With this year's tough job market, many graduates don't know how they'll come up with the money. Many are asking for deferments, and some may have to default.
But a new federal law designed to ease the pain of repayment may help some make it through this tough time.
Living On Parental Subsidies
Samantha Green graduated from Indiana University in May with a $50,000 debt, a degree in journalism and a burning desire to start her career in Chicago.
So far, the only job offers she has gotten are temporary or minimum-wage sales jobs.
"It's just not something that's a good fit for me," says Green, who is doing odd jobs to earn some money.
Her job prospects are so poor that her parents have been helping pay her rent, electric bills and groceries. Now they're covering her $300 monthly student loan payments, too.
"Fortunately, we have some money saved, so we're able help her," says Matt Green, Samantha's dad.
But unless she gets a job soon, he says, the new graduate might have to move back with her parents in a suburb of Boston.
"We knew the job market was tight, but we didn't expect it would take her this long to secure any kind of employment," Matt Green adds.
Student Loan Defaults On The Rise
An absolutely dismal job market has driven the student loan default rate to about 7 percent, nearly twice what it was in 2006. About a quarter of a million people who were supposed to start paying their student loans in 2007 still are not.
And that does not include 2009 or 2008 graduates, including Gregory Cendana.
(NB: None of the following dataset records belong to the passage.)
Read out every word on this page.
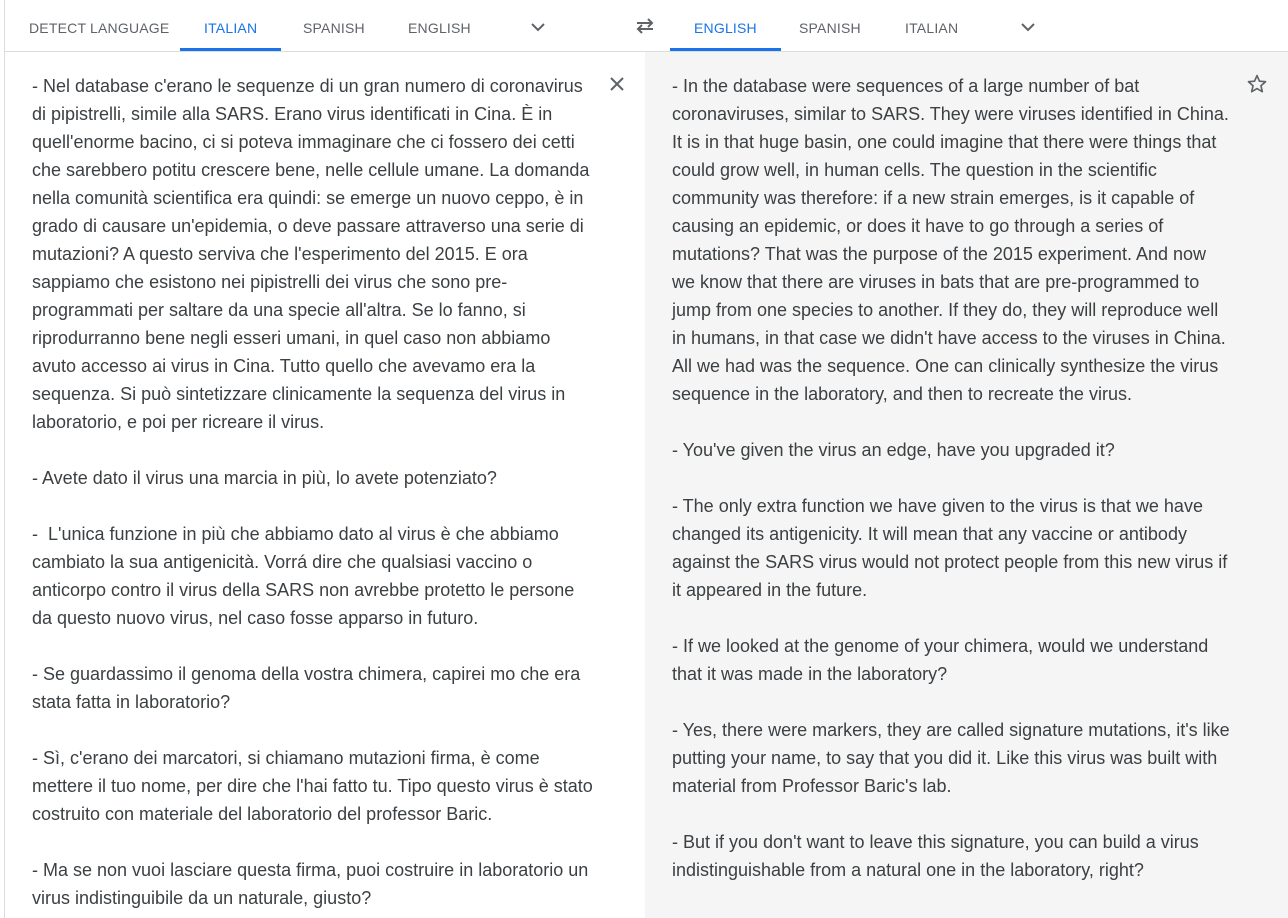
DETECT LANGUAGE	ITALIAN	SPANISH	ENGLISH	ENGLISH	SPANISH	ITALIAN
- Nel database c'erano le sequenze di un gran numero di coronavirus di pipistrelli, simile alla SARS. Erano virus identificati in Cina. È in quell'enorme bacino, ci si poteva immaginare che ci fossero dei cetti che sarebbero potitu crescere bene, nelle cellule umane. La domanda nella comunità scientifica era quindi: se emerge un nuovo ceppo, è in grado di causare un'epidemia, o deve passare attraverso una serie di mutazioni? A questo serviva che l'esperimento del 2015. E ora sappiamo che esistono nei pipistrelli dei virus che sono pre-programmati per saltare da una specie all'altra. Se lo fanno, si riprodurranno bene negli esseri umani, in quel caso non abbiamo avuto accesso ai virus in Cina. Tutto quello che avevamo era la sequenza. Si può sintetizzare clinicamente la sequenza del virus in laboratorio, e poi per ricreare il virus.

- Avete dato il virus una marcia in più, lo avete potenziato?

-  L'unica funzione in più che abbiamo dato al virus è che abbiamo cambiato la sua antigenicità. Vorrá dire che qualsiasi vaccino o anticorpo contro il virus della SARS non avrebbe protetto le persone da questo nuovo virus, nel caso fosse apparso in futuro.

- Se guardassimo il genoma della vostra chimera, capirei mo che era stata fatta in laboratorio?

- Sì, c'erano dei marcatori, si chiamano mutazioni firma, è come mettere il tuo nome, per dire che l'hai fatto tu. Tipo questo virus è stato costruito con materiale del laboratorio del professor Baric.

- Ma se non vuoi lasciare questa firma, puoi costruire in laboratorio un virus indistinguibile da un naturale, giusto?
- In the database were sequences of a large number of bat coronaviruses, similar to SARS. They were viruses identified in China. It is in that huge basin, one could imagine that there were things that could grow well, in human cells. The question in the scientific community was therefore: if a new strain emerges, is it capable of causing an epidemic, or does it have to go through a series of mutations? That was the purpose of the 2015 experiment. And now we know that there are viruses in bats that are pre-programmed to jump from one species to another. If they do, they will reproduce well in humans, in that case we didn't have access to the viruses in China. All we had was the sequence. One can clinically synthesize the virus sequence in the laboratory, and then to recreate the virus.

- You've given the virus an edge, have you upgraded it?

- The only extra function we have given to the virus is that we have changed its antigenicity. It will mean that any vaccine or antibody against the SARS virus would not protect people from this new virus if it appeared in the future.

- If we looked at the genome of your chimera, would we understand that it was made in the laboratory?

- Yes, there were markers, they are called signature mutations, it's like putting your name, to say that you did it. Like this virus was built with material from Professor Baric's lab.

- But if you don't want to leave this signature, you can build a virus indistinguishable from a natural one in the laboratory, right?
Cendana was the first in his family to attend college, and his parents could not contribute much to his education. Even though he received the maximum amount of federal assistance, he still worked three jobs during college. He graduated from UCLA with $40,000 in loan and credit card debt.
With an annual salary of $35,000 and monthly loan payments of $350, Cendana doesn't have much left over to live on in pricey Washington, D.C. He doesn't have a car or cable TV, and buys only the "bare minimum" of food.
"It's difficult, and I feel like I shouldn't have to live paycheck to paycheck, especially with a UCLA degree," says Cendana, president of the United States Student Association.
Cendana's parents both took second jobs to help him avoid going into default.
When people do go into default, their loans are turned over to collection agencies, their wages can be garnished, the government can withhold Social Security benefits, and their credit is tarnished.
New Law Offers Some Help
If graduates can prove that they are hardship cases, they can defer loan payments for up to three years. And since Congress passed the Income-Based Repayment Plan this summer, borrowers now can sign up for a program that will limit their payment to 15 percent of their incomes.
"It's going to be a great plan for borrowers who are in financial distress," says Mark Kantrowitz, publisher of FinAid.org, a Web site devoted to helping students find ways to pay for college. "The Income-Based Repayment Plan will prevent a lot of defaults."
Kantrowitz has a rule of thumb: Students should not borrow any more than they expect to earn right after they graduate. That's about $45,000 for the average graduate with a bachelor's degree.
That advice is not much help to Samantha Green in the Windy City. But she says she has a backup plan: applying to graduate school. Of course, that could heap on another $50,000 in loans.